Küresel çapta aşı eşitsizliğinin, salgını sona erdirme ve yeni tip koronavirüs (Kovid-19) salgınından düze çıkış bakımından dünyanın önündeki en büyük engel olduğuna dikkati çeken Muş, "Zaman, aşıları hızlı biçimde paylaşma, aşı üretiminin önündeki tüm engelleri kaldırma, aşıları adil biçimde dağıtma zamanıdır. İnşallah acil kullanım onayı için başvurusunu gerçekleştirdiğimiz yerli aşımız TURKOVAC ile bu aşı adaletsizliğiyle mücadeleye ciddi katkı vereceğiz." diye konuştu.
"İhracatta yakalanan üstün performansı sadece döviz kuruna bağlamak sığ bir yaklaşım"
Muş, ihracatçıların dünyada sınırların açılıp kapanması, talep ve fiyatlarda dalgalanmalar yaşanmasına rağmen çalıştığını dile getirerek, şunları kaydetti:
"İhracatımızdaki bu başarıyı önemsiz göstermek için çaba sarf edenleri üzülerek görmekteyiz. Neredeyse ihracatın aslında ülke için faydalı olmadığını söyleyecek noktaya gelmiş durumdalar. Onlar bizi eleştirmek isterken, böylesine zorlu bir ortamda ekonomimize katkı sağlayan iş insanlarımıza büyük haksızlıklar yapılmaktadır. İhracatta kamu ve özel sektör iş birliğiyle yakalanan bu üstün performansı sadece döviz kuruna bağlamak sığ bir yaklaşımdır."
Türkiye'nin salgın sonrası süreçte tüm olumsuzluklara rağmen uluslararası rekabet gücünü artırdığını belirten Muş, verimlilik artışı, katma değerli üretim, markalaşma ve güçlenen dış talebin etkili kullanıldığını söyledi.
"2021'i büyümede çift haneli rakamlarla kapatacağız"

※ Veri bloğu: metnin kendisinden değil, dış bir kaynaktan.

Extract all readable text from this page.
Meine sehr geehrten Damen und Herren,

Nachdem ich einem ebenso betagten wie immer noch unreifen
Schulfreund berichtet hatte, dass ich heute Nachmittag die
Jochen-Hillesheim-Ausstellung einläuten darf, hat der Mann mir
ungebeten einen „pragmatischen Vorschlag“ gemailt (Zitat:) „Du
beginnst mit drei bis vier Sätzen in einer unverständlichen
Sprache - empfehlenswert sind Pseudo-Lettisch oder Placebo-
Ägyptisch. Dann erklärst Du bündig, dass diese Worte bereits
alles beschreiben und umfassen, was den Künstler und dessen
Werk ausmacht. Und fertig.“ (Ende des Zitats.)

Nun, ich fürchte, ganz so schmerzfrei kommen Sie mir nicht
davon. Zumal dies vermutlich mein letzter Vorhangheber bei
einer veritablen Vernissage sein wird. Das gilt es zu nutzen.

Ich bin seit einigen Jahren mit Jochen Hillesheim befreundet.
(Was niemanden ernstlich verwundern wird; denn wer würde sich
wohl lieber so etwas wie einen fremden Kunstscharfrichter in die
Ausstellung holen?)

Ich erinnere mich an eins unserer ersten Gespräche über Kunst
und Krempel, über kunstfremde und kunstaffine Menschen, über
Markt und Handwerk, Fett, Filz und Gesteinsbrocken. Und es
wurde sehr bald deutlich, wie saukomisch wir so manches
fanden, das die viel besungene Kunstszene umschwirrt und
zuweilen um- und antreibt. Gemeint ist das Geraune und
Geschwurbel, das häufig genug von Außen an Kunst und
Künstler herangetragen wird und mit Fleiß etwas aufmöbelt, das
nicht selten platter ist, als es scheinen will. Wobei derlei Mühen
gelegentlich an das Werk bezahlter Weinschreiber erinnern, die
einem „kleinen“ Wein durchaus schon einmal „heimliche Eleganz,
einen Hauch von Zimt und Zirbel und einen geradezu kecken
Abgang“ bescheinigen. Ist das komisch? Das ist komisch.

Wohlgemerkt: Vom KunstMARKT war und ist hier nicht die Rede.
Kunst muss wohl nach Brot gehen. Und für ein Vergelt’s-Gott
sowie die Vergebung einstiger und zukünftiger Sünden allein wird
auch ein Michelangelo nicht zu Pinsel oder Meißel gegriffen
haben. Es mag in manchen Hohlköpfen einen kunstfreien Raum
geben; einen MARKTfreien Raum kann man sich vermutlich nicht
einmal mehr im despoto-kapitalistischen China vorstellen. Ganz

Muş, küresel ekonomide yaşanan olumsuz gelişmelere rağmen dış ticaret rakamlarının ekonominin itici gücü olmayı sürdürdüğünü ifade ederek, "İhracatta yakalanan başarının da desteğiyle 2021'in ilk çeyreğinde yüzde 7,4 büyüyen ekonomimizde ikinci çeyrekte yüzde 22, üçüncü çeyrekte ise yüzde 7,4 oranında büyüme kaydedilmiştir. 2020 yılının aynı döneminde gerçekleşen yüzde 6,3'lük büyümeyi dikkate aldığımızda, büyüme rakamımızda herhangi bir baz etkisinin olmadığı daha iyi anlaşılacaktır." dedi.
İhracatın yılın üçüncü çeyreğinde de büyümenin itici gücü olmaya devam ettiğini bildiren Muş, "Net mal ve hizmet ihracatının büyümeye katkısı 6,8 puan olarak gerçekleşmiştir. Böylelikle, üçüncü çeyrekte gerçekleşen yüksek oranlı büyümenin yüzde 92'si net mal ve hizmet ihracatından kaynaklanmıştır. Yani Türkiye, üreterek ve ürettiğini yurt dışına satarak büyümüştür. Bu bizim yıllardır ifade ettiğimiz 'Üreten Türkiye' vizyonunun önemli bir sonucudur." değerlendirmesinde bulundu.
Muş, Türkiye'nin, performansıyla, verisi açıklanan OECD ve G20 ülkeleri arasında en hızlı büyüyen ikinci ülke olduğunu belirterek, büyümenin güçlenerek devam etmesini öngördüklerini kaydetti.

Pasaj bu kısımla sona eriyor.